Wednesday, October 26, 2016

Is it worth the parking?

Joe Cortright had a nice piece recently where he showed that 83% of the amount of driving in cities can be explained by the cost of parking (and possibly other factors that are correlated with it). I’ve made similar connections between the lack of free parking and the “density” that so many urbanists credit with high transit use.


Was all this nasty parking worth ... whatever they did to the Montclair Terminal?

It’s hard to figure out causation amid several correlations. Cheap parking is also a proxy for the political strength of the motorist community in a city. How much driving is actually encouraged by the cheap parking, and how much is encouraged by free, wide roads or transit subsidy cuts demanded by those drivers?

It might be possible to disentangle these factors eventually, but it seems likely that we’ll find that cheap parking is directly responsible for at least some driving. There are several implications of this:

First, anyone who’s fighting any of the negative externalities of car use should spend some of their time fighting cheap parking. That means people fighting against pollution, carnage, resource depletion and economic insolvency.

Second, there are some people who see cheap parking as a social justice issue, viewing it through the narrow lens of poor drivers vs. rich drivers, ignoring poor non-drivers. Others see it as an economic development issue, ignoring the economic costs of cheap parking.
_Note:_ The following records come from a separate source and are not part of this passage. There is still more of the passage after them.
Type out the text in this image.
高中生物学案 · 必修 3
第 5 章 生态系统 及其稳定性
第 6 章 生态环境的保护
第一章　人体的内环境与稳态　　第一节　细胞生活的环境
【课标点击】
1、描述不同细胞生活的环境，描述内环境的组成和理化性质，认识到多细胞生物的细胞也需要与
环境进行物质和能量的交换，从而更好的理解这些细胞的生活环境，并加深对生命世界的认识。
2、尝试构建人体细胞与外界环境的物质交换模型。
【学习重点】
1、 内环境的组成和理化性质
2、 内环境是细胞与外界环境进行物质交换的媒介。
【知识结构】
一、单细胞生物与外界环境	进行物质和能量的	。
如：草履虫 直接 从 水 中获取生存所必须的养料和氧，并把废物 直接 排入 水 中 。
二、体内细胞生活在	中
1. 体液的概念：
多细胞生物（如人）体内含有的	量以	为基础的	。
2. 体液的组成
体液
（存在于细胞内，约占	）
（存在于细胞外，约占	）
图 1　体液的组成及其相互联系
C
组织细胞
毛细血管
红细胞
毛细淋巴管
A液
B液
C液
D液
We need to find ways to present that broader picture for these advocates in hope of bringing them over to our side of this issue.

There are several ways to fight cheap parking. The most straightforward ones are simply to institute pricing on existing free parking and raise prices on cheap parking. That means parking meters, gates on lots and garages, and permit systems. Some cities may be tempted to outsource this to a private corporation, the way Chicago did, but advocates seem to agree that this has been a disaster.

Parking prices, like most prices, are influenced by supply and demand. Another tactic is to fight the expansion of parking supply. Minimum parking requirements, subsidized government parking, zoning variances and zoning and tax policies that make it unprofitable to build anything but parking lots: all these are points where advocates can push back on parking.

Among the most important places we can have an impact, though, are projects that we support. I’ve written before about how dense housing, transit, and even bicycle and pedestrian projects are often built with obscene amounts of parking.

There are several projects that I’ve been tempted to support because they would provide alternatives to driving. But I’ve kept my mouth shut, or even argued against the projects in their current form, because they include too much parking. I’ve concluded that we would be better off without a Tappan Zee Bridge bike path, or an expansion of Metro-North to Rhinecliff, or a housing complex on a deck over the Sunnyside Yards, than with those projects and the parking that people want to build with them.

I hope you’ll do the same. If something comes along that you think would be really good, but it includes lots of parking, please ask yourselves, "Would this be worth all the parking?" And then act on that.